Nation Building by Reduction
As states fail across the world, the public safety function is increasingly being filled by private security companies. When out of work Mexican drug gangsters started a kidnapping, robbery and extortion crime wave, that country's middle and upper classes didn't turn to the police. They turned to private security. Chinese oil workers in the South Sudanese capital of Juba, upon hearing gunfire outside their compound when local political factions decided to battle it out among themselves, didn't call the local authorities, they called the local offices of the Chinese security firm DeWe for help. Many of DeWe's men were veterans of the PLA and knew how to provide shadow extraterritorial protection for Beijing's citizens abroad.
For Kong Wei, head of DeWe’s Juba office and a veteran of the People’s Liberation Army who retired five years ago, it was the start of a 50 hour-marathon without sleep as he and his colleagues executed an evacuation plan. “Bullets and shells flew over our compound all day and night,” says Mr Kong. ... Details of the operation last year, revealed here for the first time, point to the greater role being played by China’s fledgling private security industry. ...
“The intermingling between PLA and private security contractors often staffed by ‘former PLA’ is a blurry line,” says Andrew Davenport, chief operating officer of RWR Advisory Group, a risk consultancy.
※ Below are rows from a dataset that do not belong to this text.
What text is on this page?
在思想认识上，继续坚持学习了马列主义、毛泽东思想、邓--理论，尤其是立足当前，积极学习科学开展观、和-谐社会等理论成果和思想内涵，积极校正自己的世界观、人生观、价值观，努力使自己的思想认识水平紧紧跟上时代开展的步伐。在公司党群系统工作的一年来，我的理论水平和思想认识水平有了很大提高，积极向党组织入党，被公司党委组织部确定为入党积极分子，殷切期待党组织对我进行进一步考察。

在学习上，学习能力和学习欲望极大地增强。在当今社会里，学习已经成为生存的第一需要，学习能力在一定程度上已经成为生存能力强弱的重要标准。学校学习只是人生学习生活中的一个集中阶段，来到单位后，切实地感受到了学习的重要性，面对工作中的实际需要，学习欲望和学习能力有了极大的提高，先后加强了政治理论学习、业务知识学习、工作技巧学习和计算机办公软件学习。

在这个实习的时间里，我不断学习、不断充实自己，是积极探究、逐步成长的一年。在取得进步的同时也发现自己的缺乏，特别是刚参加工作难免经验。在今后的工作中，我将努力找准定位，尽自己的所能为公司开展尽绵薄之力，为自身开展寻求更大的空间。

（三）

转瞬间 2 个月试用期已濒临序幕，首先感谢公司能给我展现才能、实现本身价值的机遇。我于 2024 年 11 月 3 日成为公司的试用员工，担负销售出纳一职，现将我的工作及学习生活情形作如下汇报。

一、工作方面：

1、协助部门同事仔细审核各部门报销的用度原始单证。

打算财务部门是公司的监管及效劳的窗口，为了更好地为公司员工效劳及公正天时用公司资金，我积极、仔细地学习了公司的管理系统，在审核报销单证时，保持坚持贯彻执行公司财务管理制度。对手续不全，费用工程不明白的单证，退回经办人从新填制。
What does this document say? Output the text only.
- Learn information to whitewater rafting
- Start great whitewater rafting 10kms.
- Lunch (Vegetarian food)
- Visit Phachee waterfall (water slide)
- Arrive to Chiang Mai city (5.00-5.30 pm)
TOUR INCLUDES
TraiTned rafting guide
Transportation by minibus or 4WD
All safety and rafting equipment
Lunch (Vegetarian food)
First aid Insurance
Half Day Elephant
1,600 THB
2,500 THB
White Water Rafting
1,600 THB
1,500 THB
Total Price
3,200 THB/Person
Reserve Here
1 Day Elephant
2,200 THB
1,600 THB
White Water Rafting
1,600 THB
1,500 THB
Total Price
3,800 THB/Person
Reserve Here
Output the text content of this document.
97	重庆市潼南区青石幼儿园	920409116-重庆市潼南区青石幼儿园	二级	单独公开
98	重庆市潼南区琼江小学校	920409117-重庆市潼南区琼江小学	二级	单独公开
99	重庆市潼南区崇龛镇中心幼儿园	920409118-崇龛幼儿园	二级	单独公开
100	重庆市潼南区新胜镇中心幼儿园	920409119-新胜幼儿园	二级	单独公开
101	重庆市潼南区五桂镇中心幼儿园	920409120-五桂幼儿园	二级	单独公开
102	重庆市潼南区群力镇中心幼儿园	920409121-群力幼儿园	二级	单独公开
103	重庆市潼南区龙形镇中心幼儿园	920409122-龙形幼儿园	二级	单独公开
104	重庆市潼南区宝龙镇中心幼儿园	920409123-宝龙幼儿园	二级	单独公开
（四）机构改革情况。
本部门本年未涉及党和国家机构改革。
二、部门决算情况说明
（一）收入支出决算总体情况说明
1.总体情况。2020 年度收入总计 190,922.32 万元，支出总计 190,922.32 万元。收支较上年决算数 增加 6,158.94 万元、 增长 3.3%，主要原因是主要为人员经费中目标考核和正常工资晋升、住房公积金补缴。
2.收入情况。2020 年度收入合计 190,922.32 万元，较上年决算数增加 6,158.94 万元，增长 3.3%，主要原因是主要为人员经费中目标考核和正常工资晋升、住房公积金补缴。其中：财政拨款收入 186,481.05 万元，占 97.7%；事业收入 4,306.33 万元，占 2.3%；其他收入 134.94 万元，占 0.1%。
Though private, few doubt the groups are solidly under the control of China’s national security bureaucracy. They represent “a parallel security strategy”, as Mr Davenport puts it.
"Parallel security strategy" is a nice way of describing doing the police work local cops can't do. Sometimes the cops are ethnically local -- they just don't work for the government in situ. "Headquartered in Lima, Peru, Defion Internacional is a private military company that supplies specialist security staff who are mostly recruited from Latin America. ... Latin American security staff stationed in the Middle East have been described as 'guns for hire.'"
Increasingly, medical evacuation, kidnap and ransom negotiations and even intelligence gathering services are being offered on a private basis. One African magazine complained that private security was taking over the continent. With so much high-quality military talent left over from the War on Terror, only a fool would continue to rely on the local corrupt gendarmerie when a vastly superior alternative was available. When a friend complained that the Philippine police were now "squads of killers loose with a licence to kill" my first impulse was to say: "stop thinking of them as cops". Because they're not cops. They're killers in government uniforms.
More generally, it is hard to keep thinking of failed states as "governments" when they don't govern anything. The provision of what used to be called "public services" in failed states will be long delayed if the advent of a Westphalian structure is first awaited. The answer to the long-standing problem of "nation building" may lie in embracing the suck, in exploiting the situation. In many failed states it is really much easier to provide privately operated transportation, utility provision (including telecomms) and health care than it is to build the public equivalent. Failed states from one point of view are a business opportunity. The key lies in recognizing it.